Sebagai contoh, partai-partai yang mendukungnya berubah sikap dan mengancam
menarik dukungannya di parlemen sehingga stabilitas politik bisa goncang,
kecuali mereka diberi jatah kursi menteri.
Layak dicermati, dalam ranah politik, perubahan sikap partai memang
bisa saja terjadi. Pepatah bilang, pagi tahu sore tempe. Sebelum pilpres bisa
saja partai-partai bersedia berkoalisi tanpa syarat, tapi setelah pilpres,
bisa jadi syarat baru muncul untuk mempertahankan koalisi.
Bisa juga koalisi tanpa syarat sebelum pilpres hanya strategi untuk
meraup dukungan rakyat yang berharap pemerintahan berikutnya betul-betul
bebas dari belenggu koalisi.
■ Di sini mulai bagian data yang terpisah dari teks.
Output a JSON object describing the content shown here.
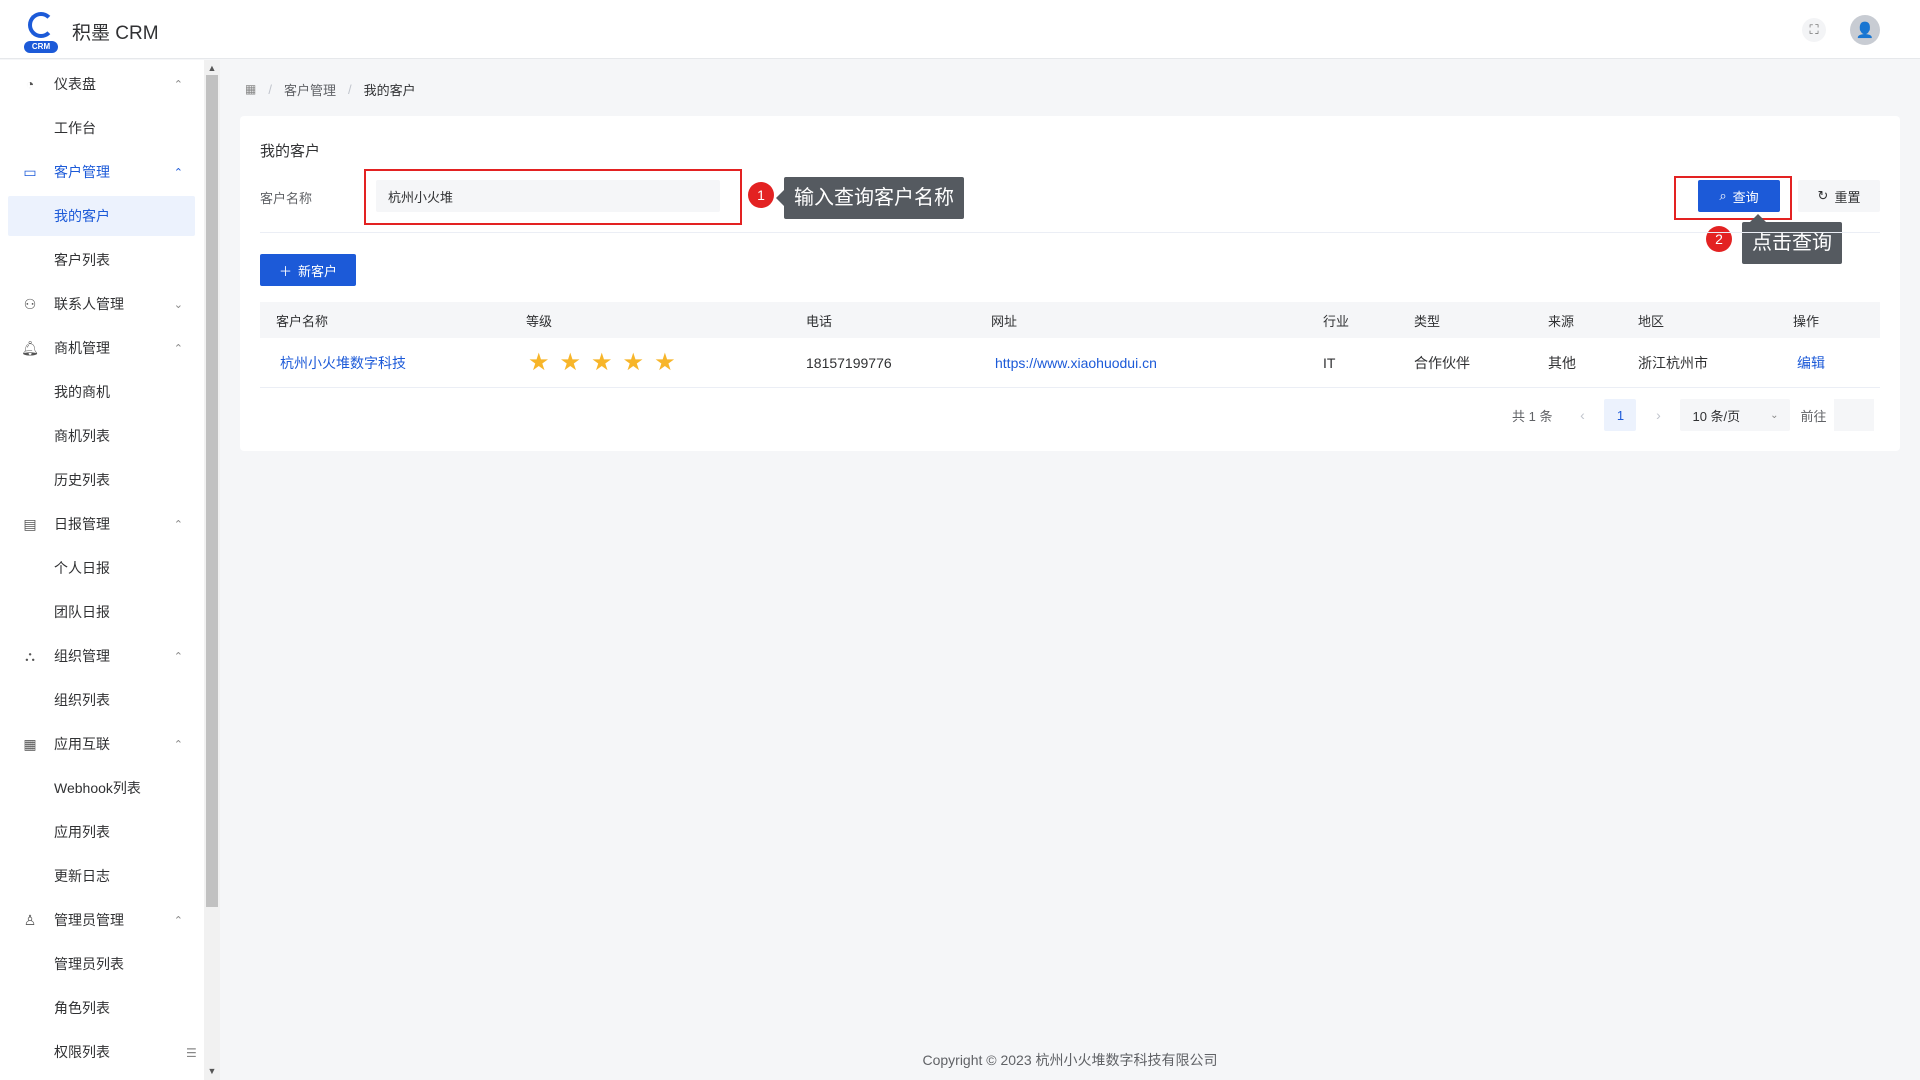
{
  "app": {
    "title": "积墨 CRM",
    "logo_tag": "CRM"
  },
  "sidebar": {
    "items": [
      {
        "label": "仪表盘",
        "icon": "dashboard-icon",
        "type": "group"
      },
      {
        "label": "工作台",
        "type": "sub"
      },
      {
        "label": "客户管理",
        "icon": "customer-box-icon",
        "type": "group",
        "active": true
      },
      {
        "label": "我的客户",
        "type": "sub",
        "selected": true
      },
      {
        "label": "客户列表",
        "type": "sub"
      },
      {
        "label": "联系人管理",
        "icon": "contacts-icon",
        "type": "group",
        "collapsed": true
      },
      {
        "label": "商机管理",
        "icon": "bell-icon",
        "type": "group"
      },
      {
        "label": "我的商机",
        "type": "sub"
      },
      {
        "label": "商机列表",
        "type": "sub"
      },
      {
        "label": "历史列表",
        "type": "sub"
      },
      {
        "label": "日报管理",
        "icon": "calendar-icon",
        "type": "group"
      },
      {
        "label": "个人日报",
        "type": "sub"
      },
      {
        "label": "团队日报",
        "type": "sub"
      },
      {
        "label": "组织管理",
        "icon": "organization-icon",
        "type": "group"
      },
      {
        "label": "组织列表",
        "type": "sub"
      },
      {
        "label": "应用互联",
        "icon": "apps-grid-icon",
        "type": "group"
      },
      {
        "label": "Webhook列表",
        "type": "sub"
      },
      {
        "label": "应用列表",
        "type": "sub"
      },
      {
        "label": "更新日志",
        "type": "sub"
      },
      {
        "label": "管理员管理",
        "icon": "user-icon",
        "type": "group"
      },
      {
        "label": "管理员列表",
        "type": "sub"
      },
      {
        "label": "角色列表",
        "type": "sub"
      },
      {
        "label": "权限列表",
        "type": "sub"
      }
    ]
  },
  "breadcrumb": {
    "items": [
      "客户管理",
      "我的客户"
    ]
  },
  "card": {
    "title": "我的客户"
  },
  "filter": {
    "label": "客户名称",
    "value": "杭州小火堆",
    "query_label": "查询",
    "reset_label": "重置"
  },
  "annotations": {
    "step1_num": "1",
    "step1_tip": "输入查询客户名称",
    "step2_num": "2",
    "step2_tip": "点击查询"
  },
  "new_button_label": "新客户",
  "table": {
    "headers": [
      "客户名称",
      "等级",
      "电话",
      "网址",
      "行业",
      "类型",
      "来源",
      "地区",
      "操作"
    ],
    "rows": [
      {
        "name": "杭州小火堆数字科技",
        "level": 5,
        "phone": "18157199776",
        "url": "https://www.xiaohuodui.cn",
        "industry": "IT",
        "type": "合作伙伴",
        "source": "其他",
        "region": "浙江杭州市",
        "action": "编辑"
      }
    ]
  },
  "pagination": {
    "total": "共 1 条",
    "current": "1",
    "page_size": "10 条/页",
    "goto": "前往"
  },
  "footer": "Copyright © 2023 杭州小火堆数字科技有限公司",
  "colors": {
    "primary": "#1c5ad8",
    "annotation": "#e32222",
    "star": "#f7b529"
  }
}
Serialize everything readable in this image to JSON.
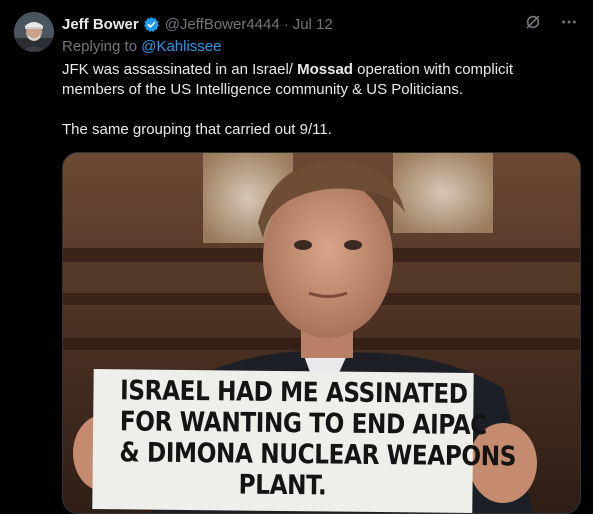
{
  "tweet": {
    "display_name": "Jeff Bower",
    "handle": "@JeffBower4444",
    "separator": "·",
    "date": "Jul 12",
    "reply_prefix": "Replying to",
    "reply_to": "@Kahlissee",
    "text_part1": "JFK was assassinated in an Israel/ ",
    "text_bold": "Mossad",
    "text_part2": " operation with complicit members of the US Intelligence community & US Politicians.",
    "text_para2": "The same grouping that carried out 9/11."
  },
  "media": {
    "sign_lines": [
      "ISRAEL HAD ME ASSINATED",
      "FOR WANTING TO END AIPAC",
      "& DIMONA NUCLEAR WEAPONS",
      "PLANT."
    ]
  },
  "icons": {
    "verified": "verified-badge-icon",
    "grok": "grok-icon",
    "more": "more-icon"
  },
  "colors": {
    "background": "#000000",
    "text": "#e7e9ea",
    "muted": "#71767b",
    "accent": "#1d9bf0"
  }
}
Hal demikian bukan mustahil dalam ranah politik.
Seperti premis klasik: tidak ada teman abadi, yang ada adalah kepentingan
abadi. Padahal, kepentingan bisa berubah-ubah setiap saat.
Kutukan
Multipartai
Ancaman belenggu koalisi akan selalu membayangi setiap pemerintahan
yang dihasilkan pilpres selama sistem multipartai berlaku. Karena itu, siapa
pun yang menang pilpres akan kesulitan membentuk pemerintahan yang efektif
dan solid karena keberagaman anggota kabinet pasti sulit ditertibkan.
Dalam hal ini, sistem multipartai bisa menjelma menjadi kutukan bagi
pemenang pilpres yang didukung kekuatan koalisi yang terdiri atas sejumlah
partai. Ini seperti yang terjadi sejak era Reformasi, pemerintahan yang
selalu tidak efektif dan kurang solid menjadi fakta dan realitas yang sulit
diubah karena komposisi kabinet tetap saja berasal dari multipartai.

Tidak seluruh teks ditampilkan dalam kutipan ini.